Wo viele Stimmen sprechen, entstehen Meinungsverschiedenheiten. Doch wer Verantwortung übernehmen will, darf den Streit nicht scheuen, er muss den Kompromiss suchen. Ein Kompromiss ist keine Schwäche; er ist der Mörtel, der die Steine zusammenhält. 
Ein Punkt liegt uns Greifen besonders am Herzen: die Wahrung der Neutralität. Es gibt jene unter euch, die glauben, Neutralität hieße von zwei Tellern gleichzeitig zu essen und aus jedem Konflikt den eigenen Vorteil zu ziehen. Das ist ein gefährlicher Trugschluss. Wahre Neutralität bedeutet nicht, zwischen den Stühlen zu sitzen, sondern standhaft in der Mitte zu stehen, wenn der Sturm von beiden Seiten zerrt. Es ist oft schwieriger, neutral zu bleiben, als sich einer Seite hinzugeben. Es erfordert Rückgrat, Prinzipien und den Mut, auch einmal Nein zu sagen, wenn verlockende Angebote aus dem Süden oder Osten eure Unabhängigkeit bedrohen.
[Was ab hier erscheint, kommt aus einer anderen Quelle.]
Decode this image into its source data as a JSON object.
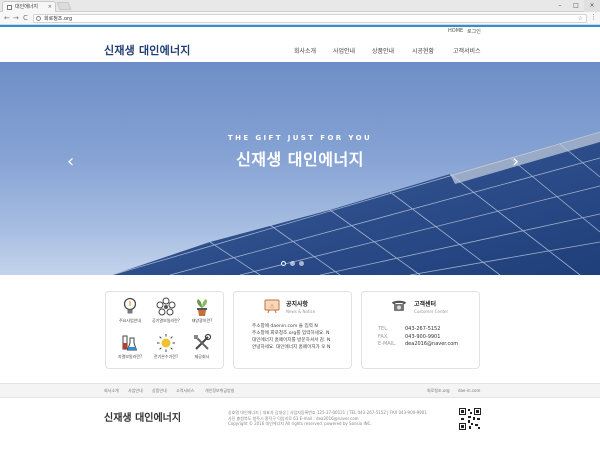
{
  "browser": {
    "tab_title": "대인에너지",
    "tab_close": "×",
    "url": "회로청조.org",
    "window_controls": [
      "–",
      "□",
      "×"
    ],
    "back_glyph": "←",
    "forward_glyph": "→",
    "reload_glyph": "C",
    "menu_glyph": "⋮",
    "star_glyph": "☆"
  },
  "header": {
    "util_links": [
      "HOME",
      "로그인"
    ],
    "brand": "신재생 대인에너지",
    "nav": [
      "회사소개",
      "사업안내",
      "상품안내",
      "시공현황",
      "고객서비스"
    ]
  },
  "hero": {
    "eyebrow": "THE GIFT JUST FOR YOU",
    "title": "신재생 대인에너지",
    "prev_glyph": "‹",
    "next_glyph": "›",
    "slide_count": 3,
    "active_slide": 1
  },
  "quick_links": [
    {
      "label": "주요사업안내",
      "icon": "bulb-icon"
    },
    {
      "label": "공기열보일러란?",
      "icon": "fan-icon"
    },
    {
      "label": "태양광이란?",
      "icon": "plant-icon"
    },
    {
      "label": "지열보일러란?",
      "icon": "lab-icon"
    },
    {
      "label": "전기온수기란?",
      "icon": "sun-icon"
    },
    {
      "label": "제공회사",
      "icon": "tools-icon"
    }
  ],
  "notice": {
    "title": "공지사항",
    "subtitle": "News & Notice",
    "items": [
      "주소창에 daenin.com 을 입력 N",
      "주소창에 회로청조.org를 입력하세요. N",
      "대인에너지 홈페이지를 방문하셔서 감. N",
      "안녕하세요. 대인에너지 홈페이지가 오 N"
    ]
  },
  "contact": {
    "title": "고객센터",
    "subtitle": "Customer Center",
    "rows": [
      {
        "label": "TEL.",
        "value": "043-267-5152"
      },
      {
        "label": "FAX.",
        "value": "043-900-9901"
      },
      {
        "label": "E-MAIL.",
        "value": "dea2016@naver.com"
      }
    ]
  },
  "footer": {
    "links": [
      "회사소개",
      "사업안내",
      "상품안내",
      "고객서비스",
      "개인정보취급방침"
    ],
    "right_links": [
      "회로청조.org",
      "dae-in.com"
    ],
    "brand": "신재생 대인에너지",
    "info_lines": [
      "상호명 대인에너지 | 대표자 김대상 | 사업자등록번호 125-27-00121 | TEL 043-267-5152 | FAX 043-900-9901",
      "사진 충청북도 청주시 흥덕구 덕암리로 63 E-mail : dea2016@naver.com",
      "Copyright © 2016 대인에너지 All rights reserved. powered by Sonsio INC."
    ]
  },
  "colors": {
    "accent": "#2f8fd5",
    "brand": "#1e3f73",
    "new_badge": "#e0483b"
  }
}
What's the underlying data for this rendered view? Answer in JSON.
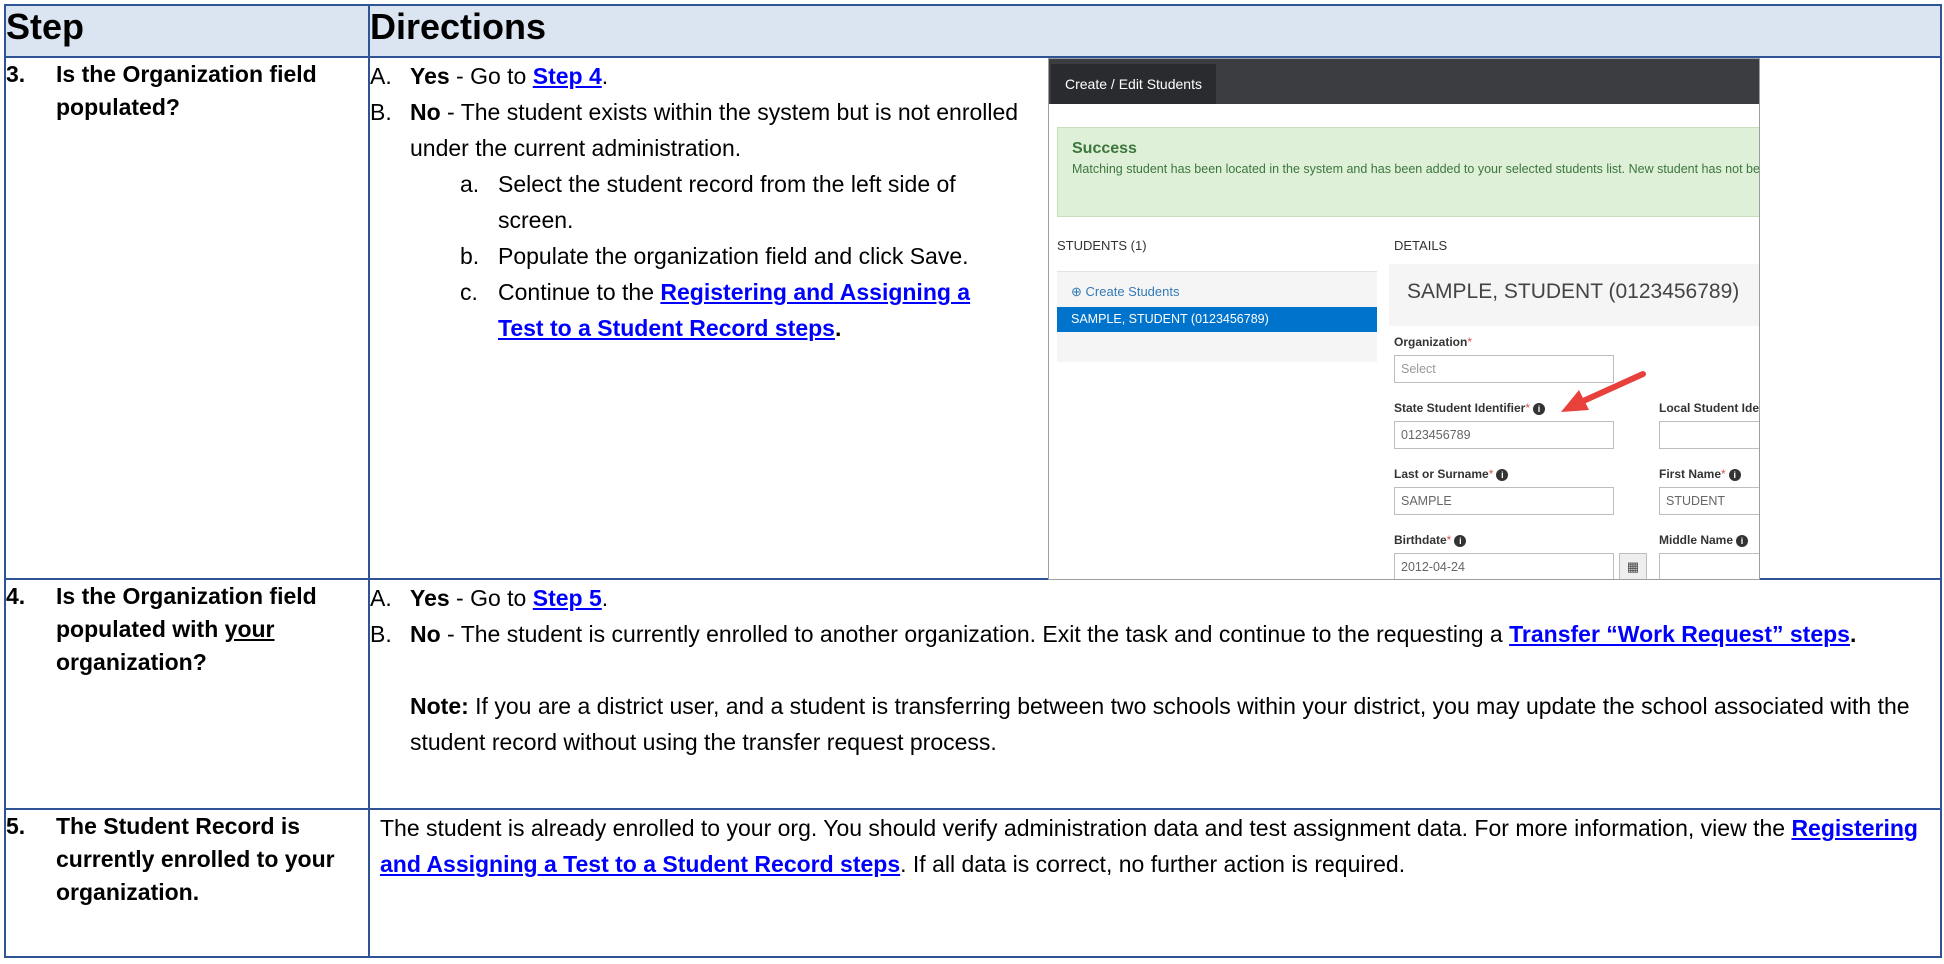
{
  "header": {
    "step": "Step",
    "directions": "Directions"
  },
  "rows": [
    {
      "num": "3.",
      "step": "Is the Organization field populated?",
      "a_marker": "A.",
      "a_bold": "Yes",
      "a_text": " - Go to ",
      "a_link": "Step 4",
      "a_end": ".",
      "b_marker": "B.",
      "b_bold": "No",
      "b_text": " - The student exists within the system but is not enrolled under the current administration.",
      "subitems": [
        {
          "marker": "a.",
          "text": "Select the student record from the left side of screen."
        },
        {
          "marker": "b.",
          "text": "Populate the organization field and click Save."
        }
      ],
      "c_marker": "c.",
      "c_text": "Continue to the ",
      "c_link": "Registering and Assigning a Test to a Student Record steps",
      "c_end": "."
    },
    {
      "num": "4.",
      "step_pre": "Is the Organization field populated with ",
      "step_u": "your",
      "step_post": " organization?",
      "a_marker": "A.",
      "a_bold": "Yes",
      "a_text": " - Go to ",
      "a_link": "Step 5",
      "a_end": ".",
      "b_marker": "B.",
      "b_bold": "No",
      "b_text": " - The student is currently enrolled to another organization. Exit the task and continue to the requesting a ",
      "b_link": "Transfer “Work Request” steps",
      "b_end": ".",
      "note_bold": "Note:",
      "note_text": " If you are a district user, and a student is transferring between two schools within your district, you may update the school associated with the student record without using the transfer request process."
    },
    {
      "num": "5.",
      "step": "The Student Record is currently enrolled to your organization.",
      "text1": "The student is already enrolled to your org. You should verify administration data and test assignment data. For more information, view the ",
      "link": "Registering and Assigning a Test to a Student Record steps",
      "text2": ". If all data is correct, no further action is required."
    }
  ],
  "screenshot": {
    "tab": "Create / Edit Students",
    "success_title": "Success",
    "success_msg": "Matching student has been located in the system and has been added to your selected students list. New student has not been created",
    "students_header": "STUDENTS (1)",
    "details_header": "DETAILS",
    "create_link": "Create Students",
    "student_item": "SAMPLE, STUDENT (0123456789)",
    "detail_name": "SAMPLE, STUDENT (0123456789)",
    "organization_label": "Organization",
    "organization_placeholder": "Select",
    "ssid_label": "State Student Identifier",
    "ssid_value": "0123456789",
    "local_id_label": "Local Student Identifier",
    "local_id_value": "",
    "last_name_label": "Last or Surname",
    "last_name_value": "SAMPLE",
    "first_name_label": "First Name",
    "first_name_value": "STUDENT",
    "birthdate_label": "Birthdate",
    "birthdate_value": "2012-04-24",
    "middle_name_label": "Middle Name",
    "middle_name_value": "",
    "required_mark": "*",
    "info_glyph": "i",
    "calendar_glyph": "▦",
    "arrow_color": "#e8413b"
  }
}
Deshalb hoff ich inständig, das ihr alle zusammen an einem Strang zieht, Differenzen diskutiert und am Ende einen gemeinsamen Konsens findet, sowohl diejenigen, die jetzt die Verantwortung tragen, aber auch jene, die für ihren eigenen Standpunkt kämpfen.
Ich appelliere an euch all, nehmt die Zukunft Nebelhafens gemeinsam in die Hand.
Nur als unteilbare Einheit werden wir den Einflüssen trotzen können, die gierig nach unserer Freiheit greifen,
Für Nebelhafen, für die Freiheit, für die Zukunft

Die Bürger haben entschieden, das ihr die Verantwortung tragen sollt und es war der Wunsch dies durch einen Eid zu bekräftigen.
Ich, Pandor Vildabahn/Gwendolyn/Nathara Bennheim , gelobe vor den Augen der Bürger dieser Stadt, dass ich…
Nebelhafens Neutralität wahren, die Stadt vor inneren und äußeren Bedrohungen schützen und keine Kriege hierher tragen werde.
Die Interessen aller Bürger gleichermaßen achten - unabhängig von Ansehen, Stand, Gilde oder Herkunft, 
und dass ich mein Amt gewissenhaft ausführen werde.
Danach löste sich die Versammlung auch recht schnell wieder auf.